Questa ha espresso un esempio, padre Celestino,
che ha profuso un serio impegno alleviando le sofferenze della povera gente
procurando acqua con pozzi artesiani, fornendo accoglienza a ragazze madri,
scuole per formare future madri, insegnando agli uomini a costruirsi case
e procurando borse di studio per giovani volenterosi.
Prendendo la parola, il parroco di Massa
d’Albe, don Aristide Tantalo, dopo aver affermato che condivide in pieno
le tesi del Sindaco, ringrazia calorosamente tutti coloro che hanno contribuito
generosamente alla realizzazione del Monumento e della targa ricordo, soprattutto
i PP. Camilliani, l’Amministrazione comunale, l’Architetto Corrado Martorelli,
la scultrice, la ditta Celi Gianfranco, fornitrice di materiali, e la ditta
Rossi Martino esecutrice dell’Opera.
Un grazie di cuore, poi, rivolge a tutti
gli intervenuti soprattutto all’Ambasciatrice del Burkina Faso, all’Assessore
Regionale Sciarretta ed ai Sindaci tutti.

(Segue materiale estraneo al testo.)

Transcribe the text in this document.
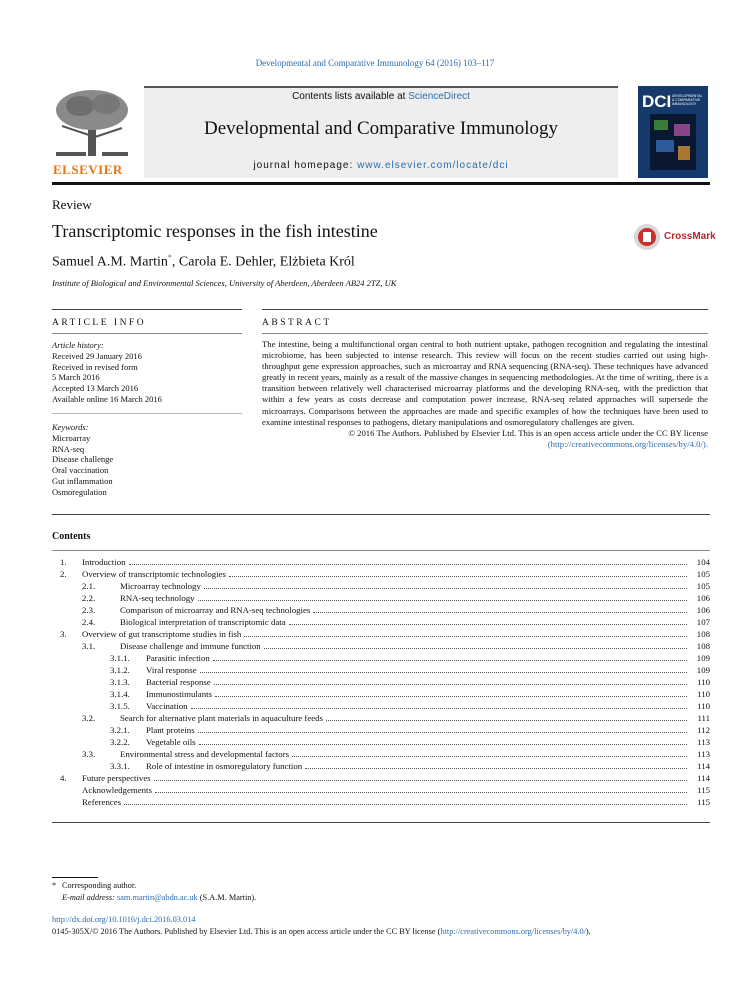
Developmental and Comparative Immunology 64 (2016) 103–117
ELSEVIER
Contents lists available at ScienceDirect
Developmental and Comparative Immunology
journal homepage: www.elsevier.com/locate/dci
DCI DEVELOPMENTAL & COMPARATIVE IMMUNOLOGY
Review
Transcriptomic responses in the fish intestine	CrossMark
Samuel A.M. Martin*, Carola E. Dehler, Elżbieta Król
Institute of Biological and Environmental Sciences, University of Aberdeen, Aberdeen AB24 2TZ, UK
ARTICLE INFO	ABSTRACT
Article history:
Received 29 January 2016
Received in revised form
5 March 2016
Accepted 13 March 2016
Available online 16 March 2016
Keywords:
Microarray
RNA-seq
Disease challenge
Oral vaccination
Gut inflammation
Osmoregulation

The intestine, being a multifunctional organ central to both nutrient uptake, pathogen recognition and regulating the intestinal microbiome, has been subjected to intense research. This review will focus on the recent studies carried out using high-throughput gene expression approaches, such as microarray and RNA sequencing (RNA-seq). These techniques have advanced greatly in recent years, mainly as a result of the massive changes in sequencing methodologies. At the time of writing, there is a transition between relatively well characterised microarray platforms and the developing RNA-seq, with the prediction that within a few years as costs decrease and computation power increase, RNA-seq related approaches will supersede the microarrays. Comparisons between the approaches are made and specific examples of how the techniques have been used to examine intestinal responses to pathogens, dietary manipulations and osmoregulatory challenges are given.

© 2016 The Authors. Published by Elsevier Ltd. This is an open access article under the CC BY license (http://creativecommons.org/licenses/by/4.0/).

Contents
1.	Introduction	104
2.	Overview of transcriptomic technologies	105
2.1.	Microarray technology	105
2.2.	RNA-seq technology	106
2.3.	Comparison of microarray and RNA-seq technologies	106
2.4.	Biological interpretation of transcriptomic data	107
3.	Overview of gut transcriptome studies in fish	108
3.1.	Disease challenge and immune function	108
3.1.1.	Parasitic infection	109
3.1.2.	Viral response	109
3.1.3.	Bacterial response	110
3.1.4.	Immunostimulants	110
3.1.5.	Vaccination	110
3.2.	Search for alternative plant materials in aquaculture feeds	111
3.2.1.	Plant proteins	112
3.2.2.	Vegetable oils	113
3.3.	Environmental stress and developmental factors	113
3.3.1.	Role of intestine in osmoregulatory function	114
4.	Future perspectives	114
Acknowledgements	115
References	115
* Corresponding author.
E-mail address: sam.martin@abdn.ac.uk (S.A.M. Martin).
http://dx.doi.org/10.1016/j.dci.2016.03.014
0145-305X/© 2016 The Authors. Published by Elsevier Ltd. This is an open access article under the CC BY license (http://creativecommons.org/licenses/by/4.0/).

Quindi il Corteo si reca presso la casa
paterna, ove viene scoperta una lapide-ricordo del nostro missionario.
Quivi si legge:
“CASA
PATERNA DI
PADRE CELESTINO DI GIOVAMBATTISTA
NATO IL 24 APRILE 1934
TORNATO
TESTIMONE DELL’AMORE
NELLA CASA DEL PADRE
A OUAGADOUGOU
IL 13 OTTOBRE 2001”
Questa
è anche elogio e riconoscenza per una famiglia laboriosa e generosa,
che ha saputo preparare un figlio a donare con sincero amore la propria
vita per il prossimo, anche per quello più sconosciuto e lontano.
Al termine i familiari di padre Celestino,
commossi e riconoscenti per la numerosa partecipazione, offrono a tutti,
presso la sala parrocchiale, un sontuoso rinfresco.